Iteung mengantarkan Lia yang akan menunggui Enah sebelum pergi ke ruang perawatan Rendi.Dia juga sudah menelpon beberapa teman - teman yang bekerja di rumah makan untuk memberi tahukan kondisi Enah saat ini dan memberi tahu dimana ruang Enah dirawat saat ini.

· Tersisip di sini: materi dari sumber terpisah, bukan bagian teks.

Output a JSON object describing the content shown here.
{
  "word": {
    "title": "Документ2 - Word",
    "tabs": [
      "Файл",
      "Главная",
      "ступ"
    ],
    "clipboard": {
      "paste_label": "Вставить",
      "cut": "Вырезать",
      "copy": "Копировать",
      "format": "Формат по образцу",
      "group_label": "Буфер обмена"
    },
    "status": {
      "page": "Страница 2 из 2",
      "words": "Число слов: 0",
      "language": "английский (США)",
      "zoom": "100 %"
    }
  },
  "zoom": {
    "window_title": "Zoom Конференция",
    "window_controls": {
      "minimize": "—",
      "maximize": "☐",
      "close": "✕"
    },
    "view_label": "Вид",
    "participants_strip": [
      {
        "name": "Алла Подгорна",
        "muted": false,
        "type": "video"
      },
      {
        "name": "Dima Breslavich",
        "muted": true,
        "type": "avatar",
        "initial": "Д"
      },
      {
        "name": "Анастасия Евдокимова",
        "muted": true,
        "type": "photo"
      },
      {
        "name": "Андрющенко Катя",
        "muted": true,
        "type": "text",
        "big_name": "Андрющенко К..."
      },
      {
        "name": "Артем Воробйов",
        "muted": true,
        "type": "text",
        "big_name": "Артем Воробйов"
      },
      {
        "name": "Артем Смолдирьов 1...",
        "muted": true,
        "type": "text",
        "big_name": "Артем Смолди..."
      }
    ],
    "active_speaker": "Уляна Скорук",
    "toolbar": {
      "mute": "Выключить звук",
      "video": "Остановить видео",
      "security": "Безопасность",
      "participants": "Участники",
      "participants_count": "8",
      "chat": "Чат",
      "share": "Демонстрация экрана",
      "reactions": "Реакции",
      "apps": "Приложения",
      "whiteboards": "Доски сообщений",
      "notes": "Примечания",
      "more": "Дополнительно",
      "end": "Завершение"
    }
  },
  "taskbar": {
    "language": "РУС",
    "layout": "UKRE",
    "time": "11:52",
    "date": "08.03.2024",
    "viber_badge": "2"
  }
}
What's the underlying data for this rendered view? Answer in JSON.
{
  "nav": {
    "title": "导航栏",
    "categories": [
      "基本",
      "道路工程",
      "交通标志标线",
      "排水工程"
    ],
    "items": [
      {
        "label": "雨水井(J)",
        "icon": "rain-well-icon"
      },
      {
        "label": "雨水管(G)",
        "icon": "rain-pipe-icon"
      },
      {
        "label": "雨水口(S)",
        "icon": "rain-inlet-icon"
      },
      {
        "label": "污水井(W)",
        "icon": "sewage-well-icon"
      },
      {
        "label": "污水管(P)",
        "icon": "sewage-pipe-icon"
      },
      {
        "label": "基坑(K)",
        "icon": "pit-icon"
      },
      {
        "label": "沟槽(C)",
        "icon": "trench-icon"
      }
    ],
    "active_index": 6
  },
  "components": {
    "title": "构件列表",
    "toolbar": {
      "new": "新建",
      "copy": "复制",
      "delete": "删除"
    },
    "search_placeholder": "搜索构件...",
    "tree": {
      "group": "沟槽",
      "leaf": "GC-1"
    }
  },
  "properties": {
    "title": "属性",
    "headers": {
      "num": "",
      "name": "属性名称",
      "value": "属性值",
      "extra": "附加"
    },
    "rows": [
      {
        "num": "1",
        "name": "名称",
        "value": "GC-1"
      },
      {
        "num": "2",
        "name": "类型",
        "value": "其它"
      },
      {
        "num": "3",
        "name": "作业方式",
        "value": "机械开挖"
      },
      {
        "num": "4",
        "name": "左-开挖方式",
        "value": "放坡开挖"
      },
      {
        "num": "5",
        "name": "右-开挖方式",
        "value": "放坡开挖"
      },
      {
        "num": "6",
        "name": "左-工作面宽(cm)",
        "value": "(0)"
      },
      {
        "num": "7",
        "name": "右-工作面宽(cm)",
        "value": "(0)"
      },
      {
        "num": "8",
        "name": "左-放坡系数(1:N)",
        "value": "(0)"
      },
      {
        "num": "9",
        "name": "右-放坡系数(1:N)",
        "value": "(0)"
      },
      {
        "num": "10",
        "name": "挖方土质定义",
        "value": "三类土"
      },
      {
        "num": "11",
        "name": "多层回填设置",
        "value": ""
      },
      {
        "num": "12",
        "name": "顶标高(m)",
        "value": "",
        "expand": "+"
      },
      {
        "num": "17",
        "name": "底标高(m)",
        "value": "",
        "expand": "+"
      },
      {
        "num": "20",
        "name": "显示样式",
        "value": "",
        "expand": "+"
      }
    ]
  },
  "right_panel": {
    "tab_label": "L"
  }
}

Pihak keluarga Enah juga sudah di kabari tentang kondisi Enah saat ini. Tapi karena kepentok biaya ongkos, sampai saat ini keluarga Enah belum bisa datang menjenguknya. Mereka masih sibuk nyari utangan agar bisa segera datang ke Jakarta untuk melihat kondisi Enah.
Lia kini harus menunggui Enah seorang diri. Demikian pula halnya dengan Iteung yang harus menunggui Rendi seorang diri di kamarnya.
Iteung duduk seorang diri di kursi dekat ranjang pasien. Dia mengamati wajah Rendi yang lumayan tampan meskipun terlihat pucat.
Tiba - tiba, perasaan Iteung tak enak. Bulu - bulu kuduk nya meremang dan udara di sekitar ruangan itu terasa dingin. Iteung sampai merinding karena merasakan dingin yang teramat menusuk hingga ke tulang sumsum.
"Apa AC dalam ruangan ini terlalu kencang ya?", pikir Iteung heran.
Sedang asyik melamun, tiba-tiba Rendi membuka matanya. Iteung sampai kaget karena tak menyangka jika pemuda yang baru saja dia tatap itu membuka matanya.
"Mas Rendi sudah bangun, ya?", tanya Iteung lembut.
"Iteung,....",
"Mas Rendi mau apa?" tanya Iteung melihat sepertinya pemuda itu akan menyampaikan sesuatu.
"Bapak mana, Teung. Aku mau pulang", ucapnya sambil menahan rasa sakit di kepalanya.
"Loh, kok mau pulang. Mas Rendi itu masih sakit. Belum boleh pulang", ujar Iteung.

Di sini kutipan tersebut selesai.